Ukrainian presidential spokesman Serhii Nykyforov told The Associated Press that Ukraine had not closed its airspace.

A statement from the infrastructure ministry said: “Some carriers are experiencing difficulties associated with fluctuations in the insurance markets.”

The Putin/Biden communication, after a call between Mr Putin and French President Emmanuel Macron earlier in the day, came at a critical moment for what has become the biggest security crisis between Russia and the West since the Cold War.

US officials believe they have days to prevent an invasion and enormous bloodshed in Ukraine.

While the US and its Nato allies have no plans to send troops to Ukraine to fight Russia, an invasion and resulting punishing sanctions could reverberate far beyond the former Soviet republic, affecting energy supplies, global markets and the power balance in Europe.

“President Biden was clear with President Putin that while the United States remains prepared to engage in diplomacy, in full co-ordination with our allies and partners, we are equally prepared for other scenarios,” the White House statement said.

Yuri Ushakov, Mr Putin’s top foreign policy aide, said that while tensions had been escalating for months, in recent days “the situation has simply been brought to the point of absurdity”.

He said Mr Biden mentioned the possible sanctions that could be imposed on Russia, but “this issue was not the focus during a fairly long conversation with the Russian leader”.

In a sign that American officials are getting ready for a worst-case scenario, the United States announced plans to evacuate most of its staff from the embassy in the Ukrainian capital and urged all American citizens in Ukraine to leave the country immediately. Britain joined other European nations in telling its citizens to leave Ukraine.

Canada has closed its embassy in Kyiv and relocated its diplomatic staff to a temporary office in Lviv, located in the western part of the country, Foreign Affairs Minister Melanie Joly said on Saturday.

Lviv is home to a Ukrainian military base that has served as the main hub for Canada’s 200-soldier training mission in the former Soviet country.

The timing of any possible Russian military action remains a key question.

Further US/Russia tensions arose on Saturday when the defence ministry summoned the US Embassy’s military attache after it said the navy detected an American submarine in Russian waters near the Kuril Islands in the Pacific. The submarine declined orders to leave, but departed after the navy used unspecified “appropriate means”, the ministry said.

Adding to the sense of crisis, the Pentagon ordered an additional 3,000 US troops to Poland to reassure allies.

In addition to the more than 100,000 ground troops that US officials say Russia has assembled along Ukraine’s eastern and southern borders, the Russians have deployed missile, air, naval and special operations forces, as well as supplies to sustain a war.

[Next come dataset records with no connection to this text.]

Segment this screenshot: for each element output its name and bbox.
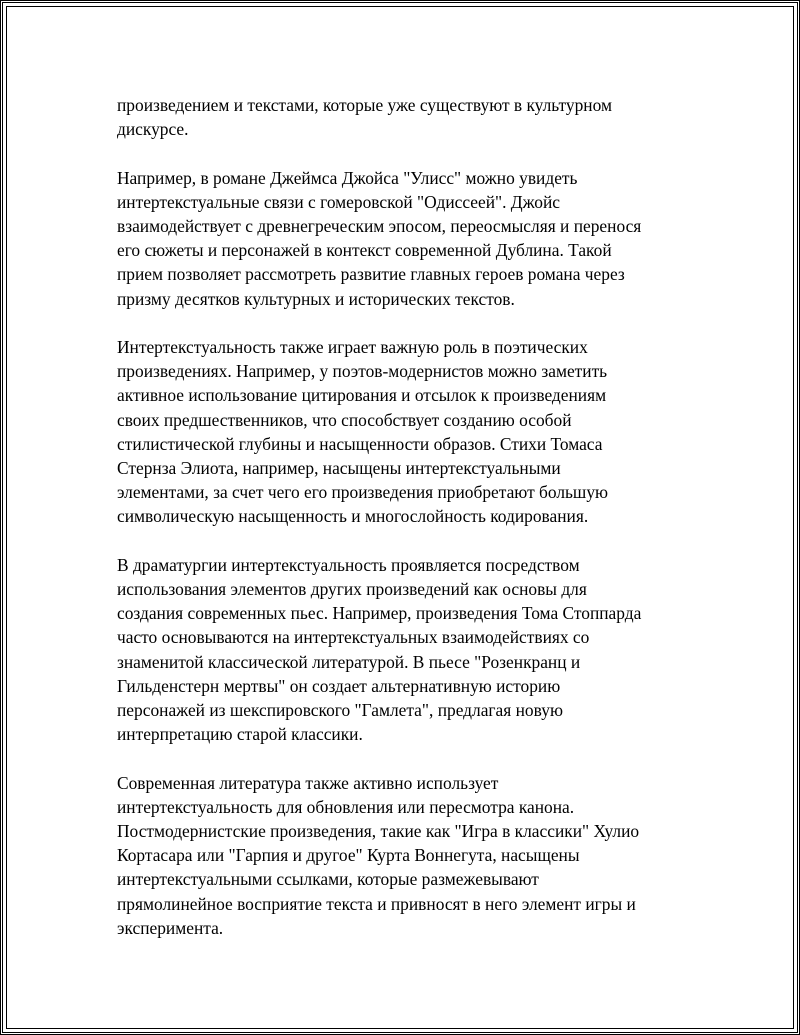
text-line: персонажей из шекспировского "Гамлета", предлагая новую <box>117 700 563 721</box>
text-line: прямолинейное восприятие текста и привносят в него элемент игры и <box>117 893 636 914</box>
text-line: Гильденстерн мертвы" он создает альтернативную историю <box>117 675 561 696</box>
text-line: интерпретацию старой классики. <box>117 724 363 745</box>
text-line: взаимодействует с древнегреческим эпосом, переосмысляя и перенося <box>117 216 642 236</box>
text-line: использования элементов других произведений как основы для <box>117 579 587 600</box>
text-line: интертекстуальные связи с гомеровской "Одиссеей". Джойс <box>117 191 560 212</box>
text-line: произведением и текстами, которые уже существуют в культурном <box>117 95 612 115</box>
paragraph-2 <box>117 166 697 311</box>
text-line: В драматургии интертекстуальность проявляется посредством <box>117 554 580 575</box>
text-line: Кортасара или "Гарпия и другое" Курта Воннегута, насыщены <box>117 845 580 866</box>
paragraph-5 <box>117 771 697 940</box>
paragraph-1 <box>117 93 697 141</box>
text-line: его сюжеты и персонажей в контекст современной Дублина. Такой <box>117 240 612 261</box>
document-body <box>117 93 697 964</box>
text-line: Стернза Элиота, например, насыщены интертекстуальными <box>117 458 561 479</box>
paragraph-4 <box>117 553 697 747</box>
text-line: интертекстуальными ссылками, которые размежевывают <box>117 869 539 890</box>
text-line: активное использование цитирования и отсылок к произведениям <box>117 385 607 406</box>
text-line: интертекстуальность для обновления или пересмотра канона. <box>117 796 575 817</box>
text-line: дискурсе. <box>117 119 189 140</box>
text-line: часто основываются на интертекстуальных взаимодействиях со <box>117 627 590 648</box>
text-line: Интертекстуальность также играет важную роль в поэтических <box>117 337 588 357</box>
text-line: Например, в романе Джеймса Джойса "Улисс" можно увидеть <box>117 167 578 188</box>
text-line: Постмодернистские произведения, такие как "Игра в классики" Хулио <box>117 821 640 842</box>
text-line: призму десятков культурных и исторических текстов. <box>117 288 515 309</box>
text-line: символическую насыщенность и многослойность кодирования. <box>117 506 589 527</box>
text-line: прием позволяет рассмотреть развитие главных героев романа через <box>117 264 625 285</box>
text-line: знаменитой классической литературой. В пьесе "Розенкранц и <box>117 651 581 672</box>
text-line: создания современных пьес. Например, произведения Тома Стоппарда <box>117 603 642 624</box>
text-line: эксперимента. <box>117 917 224 938</box>
text-line: стилистической глубины и насыщенности образов. Стихи Томаса <box>117 433 603 454</box>
text-line: Современная литература также активно использует <box>117 772 499 793</box>
text-line: произведениях. Например, у поэтов-модернистов можно заметить <box>117 361 608 382</box>
text-line: своих предшественников, что способствует созданию особой <box>117 409 572 430</box>
paragraph-3 <box>117 335 697 529</box>
text-line: элементами, за счет чего его произведения приобретают большую <box>117 482 609 503</box>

This week, Russia moved six amphibious assault ships into the Black Sea, augmenting its capability to land marines on the coast.

Mr Biden has bolstered the US military presence in Europe as reassurance to allies on Nato’s eastern flank. The 3,000 additional soldiers ordered to Poland come on top of 1,700 who are on their way there. The US Army is also shifting 1,000 soldiers from Germany to Romania, which like Poland shares a border with Ukraine.

Russia is demanding that the West keeps former Soviet countries out of Nato. It also wants Nato to refrain from deploying weapons near its border and to roll back alliance forces from Eastern Europe – demands flatly rejected by the West.

Russia and Ukraine have been locked in a bitter conflict since 2014, when Ukraine’s Kremlin-friendly leader was driven from office by a popular uprising.

Moscow responded by annexing the Crimean Peninsula and then backing a separatist insurgency in eastern Ukraine, where fighting has killed over 14,000 people.

A 2015 peace deal brokered by France and Germany helped halt large-scale battles, but regular skirmishes have continued, and efforts to reach a political settlement have stalled.